Atypique, singulier et exigeant, Claude Régy était réputé pour être à contre-courant de son époque: "Ça me plaît plutôt", disait-il, malicieux, à l'AFP en 2016. Le théâtre de Claude Régy demandait une attention totale, une immersion dans le texte. Peu ou pas de décor, un travail subtil sur l'ombre et la lumière, des acteurs entièrement au service du texte, dans une chorégraphie de mouvements minimalistes, parfois très lents: "Le spectacle n'a lieu que dans l'imagination du public", expliquait-il. Le jeu des comédiens est ainsi plus important que l'intrigue. Il manipule leur diction et leur ton, transformant les textes en phrases hachées, monocordes, ponctués de silences et de respirations.

Depardieu révélé

"Une sorte de faucon, au regard dur et au caractère radical (...) l'apôtre du silence, de la pénombre et du dépouillement": c'est ainsi que Gérard Depardieu, qui a débuté au théâtre avec lui, le décrivait. Lorsqu'il fait passer un essai au jeune Depardieu, âgé de 24 ans, celui-ci est un parfait inconnu (seulement quelques petits rôles au cinéma): "Je l'ai trouvé complètement extraordinaire, doué d'une manière, je dirais, anormale, et à partir de là on a beaucoup travaillé". Depardieu joue coup sur coup de 1972 à 1977 dans six pièces mises en scène par Claude Régy, dont La Chevauchée sur le lac de Constance de Peter Handke qui, selon Depardieu, l'a révélé aux yeux du public.

Né le 1er mai 1923 à Nîmes, Claude Régy débuta en 1952. Il n'avait rien à voir avec le milieu du théâtre. Une famille protestante du Tarn-et-Garonne, un père officier à Montauban qui le contraint à des études de droit et sciences politiques et s'oppose "absolument" à ce qu'il fasse du théâtre: c'est en troisième année à Paris qu'il "explose les études" et s'inscrit au cours de Charles Dullin.  Ses parents lui coupent les vivres, il fait des petits boulots, démarre comme assistant de Michel Vitold au Théâtre de l'Atelier, monte les auteurs anglais comme Harold Pinter, Edward Vond et John Osborne. Il met en scène Jon Fosse, Marguerite Duras, Peter Handke, Françoise Sagan, Fernando Arrabal, August Strindberg, Natjalie Saraute, Fernando Pessoa ou encore Sarah Kane.

Plusieurs publications

Il a du succès, réunit des distributions exceptionnelles: Michel Bouquet, Delphine Seyrig, Pierre Brasseur, Emmanuelle Riva, Isabelle Huppert, Sami Frey... Il reçoit plusieurs distinctions: le Grand prix national du théâtre en 1991, le Grand prix des arts de la scène de la ville de Paris en 1994, le Grand prix du théâtre du Syndicat de la critique en 2010. 

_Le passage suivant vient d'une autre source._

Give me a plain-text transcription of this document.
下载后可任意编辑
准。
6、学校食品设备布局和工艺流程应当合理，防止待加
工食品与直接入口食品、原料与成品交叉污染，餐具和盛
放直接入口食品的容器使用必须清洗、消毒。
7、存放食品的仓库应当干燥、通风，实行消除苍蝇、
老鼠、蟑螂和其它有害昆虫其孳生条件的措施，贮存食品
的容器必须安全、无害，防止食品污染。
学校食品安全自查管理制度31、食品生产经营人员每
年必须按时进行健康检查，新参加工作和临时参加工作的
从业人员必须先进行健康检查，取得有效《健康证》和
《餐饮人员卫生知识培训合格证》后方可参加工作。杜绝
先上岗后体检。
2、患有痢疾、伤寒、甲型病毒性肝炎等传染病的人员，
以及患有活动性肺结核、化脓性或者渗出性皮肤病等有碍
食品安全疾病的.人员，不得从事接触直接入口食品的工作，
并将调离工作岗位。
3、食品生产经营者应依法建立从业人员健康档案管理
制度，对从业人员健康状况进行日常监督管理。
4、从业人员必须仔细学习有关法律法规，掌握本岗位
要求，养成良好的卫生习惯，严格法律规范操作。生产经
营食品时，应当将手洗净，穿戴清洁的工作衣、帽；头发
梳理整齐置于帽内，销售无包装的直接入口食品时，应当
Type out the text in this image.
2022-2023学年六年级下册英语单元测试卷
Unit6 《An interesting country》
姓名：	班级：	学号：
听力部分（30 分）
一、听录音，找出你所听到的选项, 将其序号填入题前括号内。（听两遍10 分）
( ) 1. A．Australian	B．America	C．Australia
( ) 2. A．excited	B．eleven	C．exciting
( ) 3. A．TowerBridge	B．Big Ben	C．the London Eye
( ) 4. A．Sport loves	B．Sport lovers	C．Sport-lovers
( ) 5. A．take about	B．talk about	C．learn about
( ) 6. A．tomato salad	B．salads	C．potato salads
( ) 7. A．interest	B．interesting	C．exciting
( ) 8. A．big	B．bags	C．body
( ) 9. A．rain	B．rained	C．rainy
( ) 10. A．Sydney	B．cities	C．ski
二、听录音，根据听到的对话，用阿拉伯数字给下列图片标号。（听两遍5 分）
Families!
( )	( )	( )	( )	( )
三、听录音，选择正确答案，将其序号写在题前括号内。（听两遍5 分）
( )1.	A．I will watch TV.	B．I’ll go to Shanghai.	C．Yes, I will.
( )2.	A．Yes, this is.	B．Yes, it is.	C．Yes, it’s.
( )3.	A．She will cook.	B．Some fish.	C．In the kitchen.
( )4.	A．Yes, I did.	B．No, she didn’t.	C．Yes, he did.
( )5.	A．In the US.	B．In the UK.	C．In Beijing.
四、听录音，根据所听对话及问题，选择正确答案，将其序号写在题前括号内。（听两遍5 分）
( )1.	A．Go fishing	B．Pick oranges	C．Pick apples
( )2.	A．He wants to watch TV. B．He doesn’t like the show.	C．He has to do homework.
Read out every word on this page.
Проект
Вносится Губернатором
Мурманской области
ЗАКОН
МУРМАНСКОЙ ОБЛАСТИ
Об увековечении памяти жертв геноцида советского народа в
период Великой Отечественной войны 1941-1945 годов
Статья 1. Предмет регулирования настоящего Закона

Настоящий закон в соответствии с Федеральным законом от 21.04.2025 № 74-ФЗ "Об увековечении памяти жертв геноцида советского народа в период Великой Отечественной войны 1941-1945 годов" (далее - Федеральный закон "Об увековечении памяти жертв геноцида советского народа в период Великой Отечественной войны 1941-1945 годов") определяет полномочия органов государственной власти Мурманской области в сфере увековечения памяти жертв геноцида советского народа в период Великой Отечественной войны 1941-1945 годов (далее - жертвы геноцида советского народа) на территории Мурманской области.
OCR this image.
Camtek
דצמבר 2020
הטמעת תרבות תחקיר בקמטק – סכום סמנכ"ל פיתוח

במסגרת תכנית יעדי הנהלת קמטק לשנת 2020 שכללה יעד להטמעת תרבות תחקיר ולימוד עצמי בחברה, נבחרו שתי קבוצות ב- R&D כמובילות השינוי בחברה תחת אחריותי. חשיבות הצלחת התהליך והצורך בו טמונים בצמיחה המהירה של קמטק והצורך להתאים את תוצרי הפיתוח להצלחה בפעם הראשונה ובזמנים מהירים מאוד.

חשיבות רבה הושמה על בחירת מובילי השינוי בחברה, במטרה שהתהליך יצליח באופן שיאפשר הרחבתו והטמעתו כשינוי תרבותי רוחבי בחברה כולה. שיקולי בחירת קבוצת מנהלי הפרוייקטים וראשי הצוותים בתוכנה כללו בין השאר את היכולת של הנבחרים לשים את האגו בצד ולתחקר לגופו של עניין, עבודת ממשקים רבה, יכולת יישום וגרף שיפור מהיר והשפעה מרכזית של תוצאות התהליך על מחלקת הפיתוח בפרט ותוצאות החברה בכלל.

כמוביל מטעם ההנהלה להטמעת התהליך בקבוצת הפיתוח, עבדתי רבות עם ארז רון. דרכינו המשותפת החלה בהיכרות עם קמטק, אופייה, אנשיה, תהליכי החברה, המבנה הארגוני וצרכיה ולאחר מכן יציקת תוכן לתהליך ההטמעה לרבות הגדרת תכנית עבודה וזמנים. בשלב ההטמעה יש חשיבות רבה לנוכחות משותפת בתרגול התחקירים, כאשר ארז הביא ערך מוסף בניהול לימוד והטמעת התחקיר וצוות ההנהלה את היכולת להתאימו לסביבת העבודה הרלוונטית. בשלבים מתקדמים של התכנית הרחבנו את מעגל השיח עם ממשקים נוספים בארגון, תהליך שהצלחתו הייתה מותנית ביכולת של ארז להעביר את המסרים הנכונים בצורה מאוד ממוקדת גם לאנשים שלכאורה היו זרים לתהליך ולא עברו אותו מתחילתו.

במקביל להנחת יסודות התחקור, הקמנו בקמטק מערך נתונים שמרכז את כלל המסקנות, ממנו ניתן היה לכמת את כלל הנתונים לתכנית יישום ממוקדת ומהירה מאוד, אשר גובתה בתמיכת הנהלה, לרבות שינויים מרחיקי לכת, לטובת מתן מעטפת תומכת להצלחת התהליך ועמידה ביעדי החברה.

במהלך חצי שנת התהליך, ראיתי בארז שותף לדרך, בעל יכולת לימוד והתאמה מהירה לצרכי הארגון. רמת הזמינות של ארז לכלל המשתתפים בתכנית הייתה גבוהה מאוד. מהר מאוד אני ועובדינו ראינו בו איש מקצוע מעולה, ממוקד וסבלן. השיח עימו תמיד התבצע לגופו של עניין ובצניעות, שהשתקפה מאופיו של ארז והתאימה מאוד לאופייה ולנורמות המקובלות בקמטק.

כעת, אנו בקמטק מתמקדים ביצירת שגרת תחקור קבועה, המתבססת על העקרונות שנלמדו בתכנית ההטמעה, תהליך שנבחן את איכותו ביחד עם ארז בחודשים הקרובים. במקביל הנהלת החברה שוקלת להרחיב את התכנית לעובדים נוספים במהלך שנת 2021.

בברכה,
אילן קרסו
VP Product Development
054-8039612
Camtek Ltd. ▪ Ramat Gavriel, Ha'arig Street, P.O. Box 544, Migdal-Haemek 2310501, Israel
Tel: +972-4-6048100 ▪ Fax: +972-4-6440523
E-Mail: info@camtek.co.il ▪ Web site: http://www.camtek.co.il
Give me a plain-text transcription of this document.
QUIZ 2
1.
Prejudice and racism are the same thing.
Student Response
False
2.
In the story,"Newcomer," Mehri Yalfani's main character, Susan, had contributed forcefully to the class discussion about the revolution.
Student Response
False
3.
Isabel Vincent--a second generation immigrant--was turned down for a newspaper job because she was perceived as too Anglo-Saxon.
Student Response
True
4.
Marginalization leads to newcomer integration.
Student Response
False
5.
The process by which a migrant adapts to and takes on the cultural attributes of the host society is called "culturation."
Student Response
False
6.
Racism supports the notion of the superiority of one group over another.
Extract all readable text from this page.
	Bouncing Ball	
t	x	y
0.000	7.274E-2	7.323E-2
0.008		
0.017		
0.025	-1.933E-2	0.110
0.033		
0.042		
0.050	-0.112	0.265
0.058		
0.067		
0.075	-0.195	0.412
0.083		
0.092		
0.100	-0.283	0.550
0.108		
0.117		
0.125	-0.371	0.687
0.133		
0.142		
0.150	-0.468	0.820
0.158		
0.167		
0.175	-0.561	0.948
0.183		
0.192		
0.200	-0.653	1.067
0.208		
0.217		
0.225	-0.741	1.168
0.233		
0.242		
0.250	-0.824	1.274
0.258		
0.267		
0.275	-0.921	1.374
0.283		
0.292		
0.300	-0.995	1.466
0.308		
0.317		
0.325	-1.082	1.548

Homme de l'écrit, il théorise son art en 1991 dans Espaces perdus (Plon), aujourd'hui épuisé, texte que l'on retrouve dans son antholgie Ecrits 1991-2011 (Les solitaires intempestifs, 2016). Dans ce recueil d'écrits philosophiques et esthétiques du metteur en scène, entre entretiens, réflexions et analyses sur son travail, l'éditeur a rassemblé L'ordre des morts (1999), L'état d'incertitude (2002), Au-delà des larmes (2007) et La brûlure du monde (2011).

Il a également publié chez le même éditeur en 2016 Du régal pour les vautours, un livre-DVD présentant soixante années de création du metteur en scène, sa démarche artistique, ses voyages et ses inspirations. D'autres entretiens, avec Stéphane Lambert, sur sa vision du théâtre, ses lectures, ses rencontres, sont parus en 2011 chez Actes sud, dans la collection "Le temps du théâtre", sous le titre Dans le désordre. Avec Laure Adler, il se confie sur le travail de l'écriture et l'essence même de la scène dans Le théâtre, sensation du monde (Ed. Universitaires d'Avignon, 2014).

Par ailleurs, il a fait l'objet de quelques ouvrages tels Le théâtre de Claude Régy: l'éros d'une voix sans bouche d'Elise Van Haesebroeck (L'Harmattan, 2015) ou le très récent Claude Régy, regards croisés, n°234 de la revue Théâtre public (Ed. Théâtrales), sorti en octobre dernier, où des chercheurs et des artistes livrent leurs témoignages sur le metteur en scène et exposent le regard qu'ils ont sur son travail.